Hugh White says it is difficult to imagine Indonesia putting its relations with China at risk by supporting Vietnam over its claims in the South China Sea. This focuses attention firmly on an issue that used to be debated frequently but now seems to have been forgotten (or is it just that to do so is thought to risk causing offence?): how united is ASEAN and does it risk being little more than a talking shop?

To ask the question is not to suggest ASEAN in its collective identity is unimportant, nor to suggest that the problem that emerged at the recent Ministers' Meeting in Phnom Penh, when the members of ASEAN could not agree to issue a communiqué, is without significance. But what happened in Phnom Penh underlines the fact that ASEAN in its present form does not prevent substantial disagreements between its members.

Indeed, particularly with the membership of the three 'Indochinese' states, it seems more likely than not that there will be important issues where agreement will not be achieved.

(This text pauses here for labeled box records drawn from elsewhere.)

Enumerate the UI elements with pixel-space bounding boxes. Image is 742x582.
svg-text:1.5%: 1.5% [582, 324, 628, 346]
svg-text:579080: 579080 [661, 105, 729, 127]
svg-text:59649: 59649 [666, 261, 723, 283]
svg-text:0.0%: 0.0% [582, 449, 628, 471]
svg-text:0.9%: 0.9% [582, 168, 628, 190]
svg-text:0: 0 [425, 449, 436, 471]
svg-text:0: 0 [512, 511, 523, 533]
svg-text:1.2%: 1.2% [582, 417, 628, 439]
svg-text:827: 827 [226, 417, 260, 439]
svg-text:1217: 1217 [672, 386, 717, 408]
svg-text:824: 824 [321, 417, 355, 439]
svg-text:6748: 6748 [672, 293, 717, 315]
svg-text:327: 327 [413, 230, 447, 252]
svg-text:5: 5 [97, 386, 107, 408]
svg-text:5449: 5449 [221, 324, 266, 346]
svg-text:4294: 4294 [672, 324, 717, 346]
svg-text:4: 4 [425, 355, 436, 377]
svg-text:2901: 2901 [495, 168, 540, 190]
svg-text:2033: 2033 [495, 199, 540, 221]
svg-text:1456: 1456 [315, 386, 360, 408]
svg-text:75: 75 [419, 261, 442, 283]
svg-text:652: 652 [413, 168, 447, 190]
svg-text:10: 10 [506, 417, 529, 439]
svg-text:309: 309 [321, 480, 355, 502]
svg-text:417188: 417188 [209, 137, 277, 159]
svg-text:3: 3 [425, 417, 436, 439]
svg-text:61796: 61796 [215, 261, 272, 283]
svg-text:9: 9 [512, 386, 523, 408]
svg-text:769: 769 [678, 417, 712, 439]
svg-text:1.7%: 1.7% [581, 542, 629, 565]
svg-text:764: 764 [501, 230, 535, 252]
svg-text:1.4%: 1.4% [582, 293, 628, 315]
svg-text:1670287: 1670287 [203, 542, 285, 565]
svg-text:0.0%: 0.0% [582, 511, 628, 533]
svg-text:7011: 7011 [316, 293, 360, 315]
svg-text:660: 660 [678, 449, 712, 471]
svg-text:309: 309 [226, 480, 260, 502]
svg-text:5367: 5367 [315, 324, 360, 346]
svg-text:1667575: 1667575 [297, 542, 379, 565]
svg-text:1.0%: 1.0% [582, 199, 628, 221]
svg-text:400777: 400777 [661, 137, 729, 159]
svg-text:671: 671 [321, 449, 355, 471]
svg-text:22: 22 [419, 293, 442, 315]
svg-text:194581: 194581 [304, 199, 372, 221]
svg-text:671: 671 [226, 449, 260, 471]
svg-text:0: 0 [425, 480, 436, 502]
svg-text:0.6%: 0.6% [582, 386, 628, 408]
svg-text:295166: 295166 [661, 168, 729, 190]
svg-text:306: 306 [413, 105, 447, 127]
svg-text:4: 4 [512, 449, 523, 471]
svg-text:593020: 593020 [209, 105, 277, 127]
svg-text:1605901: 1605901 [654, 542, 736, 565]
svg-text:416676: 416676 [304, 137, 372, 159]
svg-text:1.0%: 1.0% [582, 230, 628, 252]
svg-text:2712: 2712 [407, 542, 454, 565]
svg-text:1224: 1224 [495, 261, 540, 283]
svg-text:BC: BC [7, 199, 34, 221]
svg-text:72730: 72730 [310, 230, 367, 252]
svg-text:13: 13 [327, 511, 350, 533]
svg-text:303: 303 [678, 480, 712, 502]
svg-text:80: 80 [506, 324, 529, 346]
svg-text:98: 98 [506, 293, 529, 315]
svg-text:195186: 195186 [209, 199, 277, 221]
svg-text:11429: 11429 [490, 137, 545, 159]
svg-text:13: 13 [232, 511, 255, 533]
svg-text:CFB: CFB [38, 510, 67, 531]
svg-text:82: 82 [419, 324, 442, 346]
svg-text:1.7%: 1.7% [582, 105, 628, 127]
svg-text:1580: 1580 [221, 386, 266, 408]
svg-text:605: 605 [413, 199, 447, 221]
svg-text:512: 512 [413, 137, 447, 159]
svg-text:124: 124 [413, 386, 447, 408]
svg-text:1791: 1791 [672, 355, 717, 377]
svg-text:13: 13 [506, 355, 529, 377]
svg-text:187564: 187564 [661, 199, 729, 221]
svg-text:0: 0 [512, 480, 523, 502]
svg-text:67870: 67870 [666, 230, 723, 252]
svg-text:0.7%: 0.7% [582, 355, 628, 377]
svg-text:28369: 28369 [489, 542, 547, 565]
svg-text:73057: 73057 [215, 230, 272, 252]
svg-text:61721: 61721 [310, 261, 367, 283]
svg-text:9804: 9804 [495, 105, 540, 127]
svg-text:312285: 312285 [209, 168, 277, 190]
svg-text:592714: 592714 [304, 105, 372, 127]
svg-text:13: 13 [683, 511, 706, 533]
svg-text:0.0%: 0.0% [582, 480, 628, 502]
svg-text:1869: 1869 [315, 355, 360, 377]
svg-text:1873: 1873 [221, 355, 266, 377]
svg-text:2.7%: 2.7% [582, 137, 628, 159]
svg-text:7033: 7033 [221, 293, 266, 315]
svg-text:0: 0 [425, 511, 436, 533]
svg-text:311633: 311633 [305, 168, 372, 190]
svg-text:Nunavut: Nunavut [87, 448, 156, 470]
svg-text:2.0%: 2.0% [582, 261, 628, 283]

As I suggested in my post last week, Cambodia's readiness to hew to China's wishes in relation to the South China Sea was entirely predictable. And I see no reason to expect that Cambodia, while Hun Sen remains in power, will do other than act with concern to take the fullest account of Chinese interests.

A shortlist of some of ASEAN's problems includes:

  • The failure of Indonesia, Malaysia and Singapore to find a solution to the haze problem that has caused difficulties for several years (see photo of Jakarta by Flickr user the juniorpartner.)
  • The continuing difficulties between Cambodia and Thailand in relation to the Preah Vihear temple
  • The prospect that Laos may build a dam on the mainstream of the Mekong River in direct disregard of the strongly voiced objections of Cambodia and Vietnam.

ASEAN membership has done nothing to eliminate these examples of conflicting interests.